Unlike fission, which works by splitting atoms and is used in nuclear power plants, fusion works by joining two atoms together. When the atoms’ nuclei fuse, they release an incredible amount of energy. We experience this process every day via the Sun, which, deep at its core, contains a natural fusion reactor. The energy it produces is powerful enough to create the light and heat that make life here on Earth possible.
The Livermore reactor is complex. The fusion process begins with 192 lasers, which heat a cylinder (pictured above) that measures just 1 centimeter across to millions of degrees. Nestled inside of the cylinder is a tiny plastic pellet, and inside of the pellet are two forms of hydrogen plasma — the fuel. When the cylinder heats up, it produces x-rays that cause the pellet to explode, compressing the gas.
Only 1/200th of the laser’s energy makes it to the hydrogen atoms. The more energy the atoms receive, the more fusion happens, and, eventually, a chain reaction occurs and the fusion becomes self sustaining. That’s known as ignition. While the scientists have not yet accomplished ignition, today’s paper details that for the first time, the fuel produced more energy than it received–up to 2.6 times more energy.
That’s 10 times better than previous experiments. However, remember that only 1/200th of the original energy output by the lasers makes it to the hydrogen.

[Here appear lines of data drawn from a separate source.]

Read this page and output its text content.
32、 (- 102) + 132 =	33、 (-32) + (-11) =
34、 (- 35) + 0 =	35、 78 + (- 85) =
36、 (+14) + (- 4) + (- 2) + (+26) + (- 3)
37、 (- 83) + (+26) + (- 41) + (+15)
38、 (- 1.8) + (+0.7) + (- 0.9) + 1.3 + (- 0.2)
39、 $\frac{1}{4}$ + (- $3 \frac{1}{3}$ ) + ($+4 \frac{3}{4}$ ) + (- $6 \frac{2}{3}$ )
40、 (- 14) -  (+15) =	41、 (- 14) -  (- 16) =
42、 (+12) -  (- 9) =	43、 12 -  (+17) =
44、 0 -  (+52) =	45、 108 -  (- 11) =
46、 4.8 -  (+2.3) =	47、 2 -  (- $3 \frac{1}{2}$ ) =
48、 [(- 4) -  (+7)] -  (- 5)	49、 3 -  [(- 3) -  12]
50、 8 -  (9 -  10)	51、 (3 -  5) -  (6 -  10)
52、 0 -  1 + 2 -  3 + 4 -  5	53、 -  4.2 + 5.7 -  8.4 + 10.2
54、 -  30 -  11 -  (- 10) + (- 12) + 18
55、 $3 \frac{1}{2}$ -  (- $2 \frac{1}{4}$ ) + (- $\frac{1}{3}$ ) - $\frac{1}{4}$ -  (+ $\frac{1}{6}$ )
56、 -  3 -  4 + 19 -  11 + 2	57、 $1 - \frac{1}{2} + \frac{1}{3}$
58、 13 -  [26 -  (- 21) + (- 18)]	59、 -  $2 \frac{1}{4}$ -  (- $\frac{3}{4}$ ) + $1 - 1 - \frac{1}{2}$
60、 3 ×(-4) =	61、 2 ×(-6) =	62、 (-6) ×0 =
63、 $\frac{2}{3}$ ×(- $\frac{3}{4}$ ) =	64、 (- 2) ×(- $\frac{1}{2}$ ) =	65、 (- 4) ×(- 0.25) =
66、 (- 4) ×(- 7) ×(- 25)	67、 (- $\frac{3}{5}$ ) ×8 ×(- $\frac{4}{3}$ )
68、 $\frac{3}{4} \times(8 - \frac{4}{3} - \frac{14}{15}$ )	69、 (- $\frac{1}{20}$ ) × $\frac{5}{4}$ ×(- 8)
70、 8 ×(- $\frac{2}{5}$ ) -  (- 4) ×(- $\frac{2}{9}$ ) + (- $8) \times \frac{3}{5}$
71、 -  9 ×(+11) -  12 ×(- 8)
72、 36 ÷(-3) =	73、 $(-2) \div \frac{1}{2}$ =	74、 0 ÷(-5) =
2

That means that overall the reactor is still losing far more energy than it puts out.
Plenty of work still remains for fusion researchers. To accomplish ignition, the hydrogen needs to reach temperatures of hundreds of millions of degrees instead of just millions of degrees. It also needs to be subject to pressure levels a thousand times greater.
“There is more work to do and physics problems that need to be addressed before we get to the end,” lead author Omar Hurricane said in a release. “But our team is working to address all the challenges, and that’s what a scientific team thrives on.”